Superiority: Federal Rule of Civil Procedure 23(b)(3) requires that a class action be “superior to other available methods for fairly and efficiently adjudicating the controversy.” Hence, a court must compare whether a class action is an efficient and effective expenditure of judicial time and energy, and the possibility of prejudice to putative class member not before the court.

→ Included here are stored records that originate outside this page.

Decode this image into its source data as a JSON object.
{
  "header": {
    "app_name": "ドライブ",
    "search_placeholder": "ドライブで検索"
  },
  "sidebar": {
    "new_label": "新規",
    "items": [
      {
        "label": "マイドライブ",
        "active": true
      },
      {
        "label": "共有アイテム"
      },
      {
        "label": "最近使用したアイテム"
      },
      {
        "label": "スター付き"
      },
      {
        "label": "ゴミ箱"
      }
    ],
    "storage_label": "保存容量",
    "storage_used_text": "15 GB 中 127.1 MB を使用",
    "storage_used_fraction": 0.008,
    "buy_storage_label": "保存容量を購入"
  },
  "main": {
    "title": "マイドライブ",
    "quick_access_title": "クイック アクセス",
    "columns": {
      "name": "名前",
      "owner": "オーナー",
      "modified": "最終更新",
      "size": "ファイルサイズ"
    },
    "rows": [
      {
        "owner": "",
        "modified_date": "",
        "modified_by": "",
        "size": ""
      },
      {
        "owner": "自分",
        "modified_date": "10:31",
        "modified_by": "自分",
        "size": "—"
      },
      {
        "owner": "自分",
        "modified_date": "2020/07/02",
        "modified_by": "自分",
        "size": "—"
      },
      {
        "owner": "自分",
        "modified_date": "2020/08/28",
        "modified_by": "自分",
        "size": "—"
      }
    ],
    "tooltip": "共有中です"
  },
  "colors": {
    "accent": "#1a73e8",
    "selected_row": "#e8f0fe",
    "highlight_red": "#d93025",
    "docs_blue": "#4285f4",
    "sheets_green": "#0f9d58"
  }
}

Defendants can argue that individual FCRA suits are more practical than large class actions as Congress mandated a range of statutory damages that varies per claim, and authorized attorney fees and punitive damages.Plaintiffs can still prevail in FCRA class actions.
$174 MILLION PAID TO SETTLE FCRA CLASS ACTIONS
Goodjobsfirst.org, a non-profit organization’s Corporate Research Project, reported that their study of 146 successful FCRA class actions filed in the last ten years pursuant to the FRCA’s employment provisions netted $174 million in class action settlements. The largest settlement was in Ryals v. Hireright Solutions, Inc., several cases consolidated in the Eastern District of Virginia’s federal court. These cases alleged that Hireright failed to comply with the notification, ensuring maximum accuracy, and providing information upon request procedures of consumer reports. Five different defined classes comprised of 1.5 million members were paid from a settlement fund of $28,375,000.00. Less than 300 of the class members objected to the settlement.

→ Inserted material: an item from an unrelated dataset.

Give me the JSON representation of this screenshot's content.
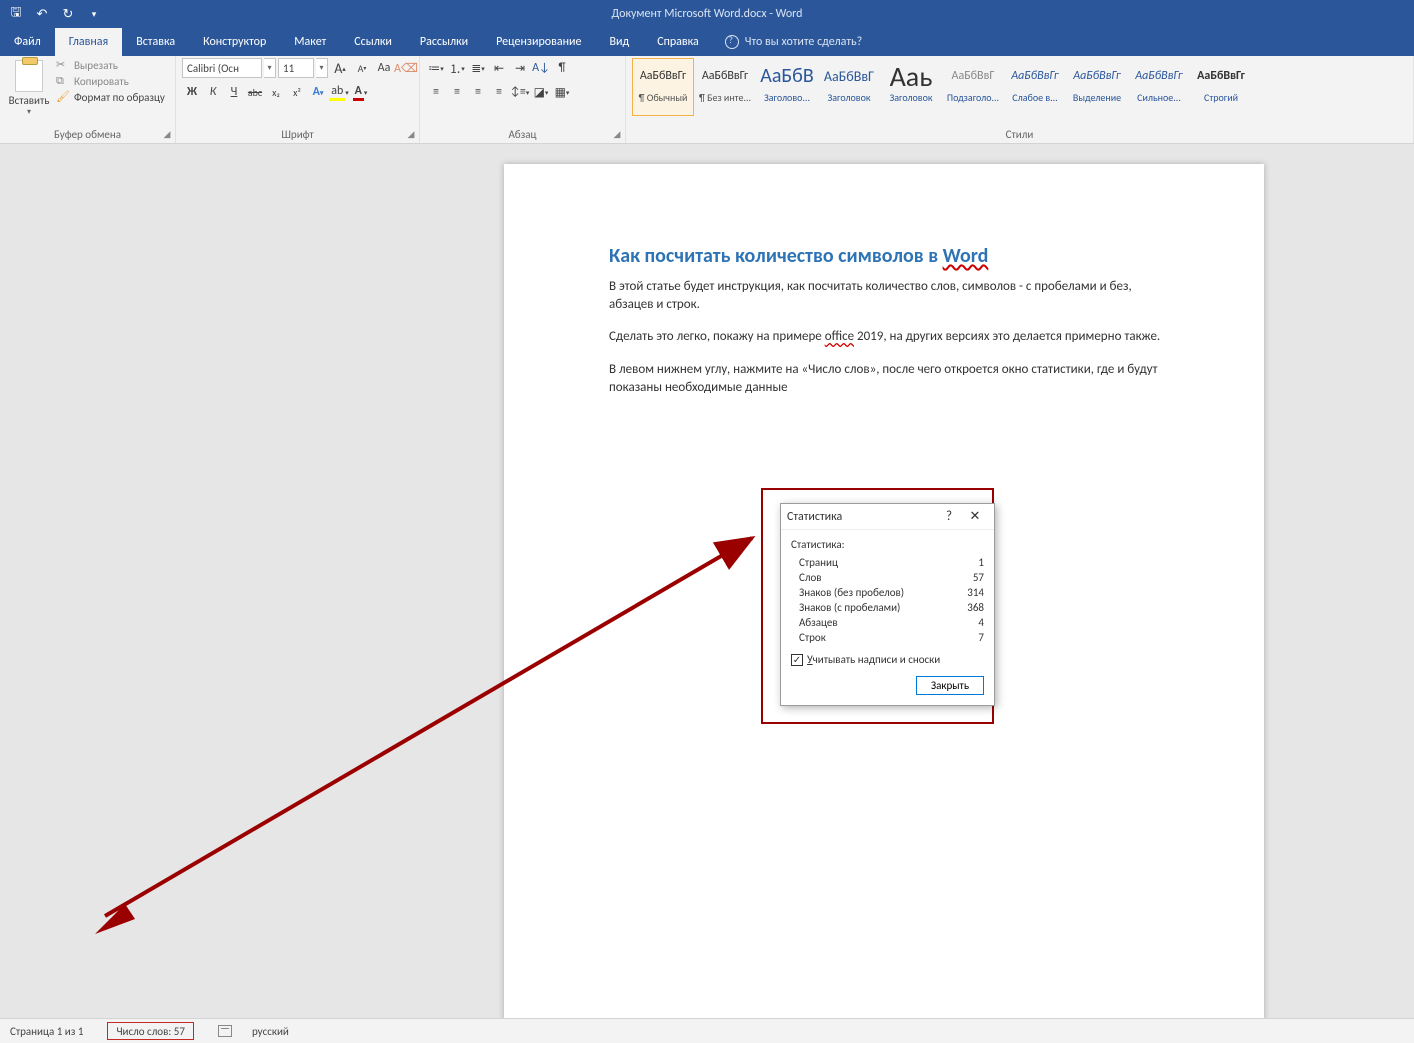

A more representative example is Soutter v. Equifax Information Services LLC, another case arising in the Eastern District of Virginia’s federal court, about 90,000 consumers credit reports had judgments marked as open for a month or more after they had been dismissed, vacated or paid. In the settlement, Equifax agreed to remove judgments for all consumers in Virginia, not just the resolved claims, along with the fairly standard proviso of four years of free credit monitoring and cash of about $180 per class member claimant. Court documents state that “considering the relief obtained here — the complete removal of all public record Virginia judgment information — this settlement is, in a word, unprecedented. Plaintiffs’ counsel carefully monitor FCRA classes filed and settled across the country and can represent to the court without qualification that such a sweeping landscape change has never been seen before in the history of FCRA class litigation.”
Equifax agreed to pay $3 million into a class action cash fund, and not oppose $3,725,000 in requested attorney fees.
In an interesting development for plaintiffs, the Ninth Circuit Court of Appeal ruled in Syed v. M-I that an employer acted willfully in violation of the FCRA when it included a liability waiver in its FCRA disclosure. Hence, if a plaintiff can demonstrate that an employer, or other defendant, acted ‘willfully’ they do not have to prove ‘actual damages’ under FCRA. The Ninth Circuit found that disclosures must ‘consist solely’ of, … well, ‘disclosures’. Hence, including a ‘release’ within the ‘disclosures’ is a willful violation as it has nothing to do with a ‘disclosure’. In Gilberg v. Cal. Check Cashing Stores the Ninth Circuit extended the Syed ruling that even advising job applicants of their legal rights under state fair credit reporting laws was also a ‘willful’ violation of FCRA. While defendants cry that this analysis is ‘hyper technical’, the court found that these advisals need not be contained in the same document as the statutory FCRA disclosure form. By adding additional information within the disclosure form only confuses the ‘reasonable reader’ with extraneous information.
FCRA class actions can be considered an imperfect grazing ground for class action litigants, with numerous defenses within the entire statutory landscape, but with usually such a large potential putative class action membership a significant financial threat to both credit agencies and employers alike.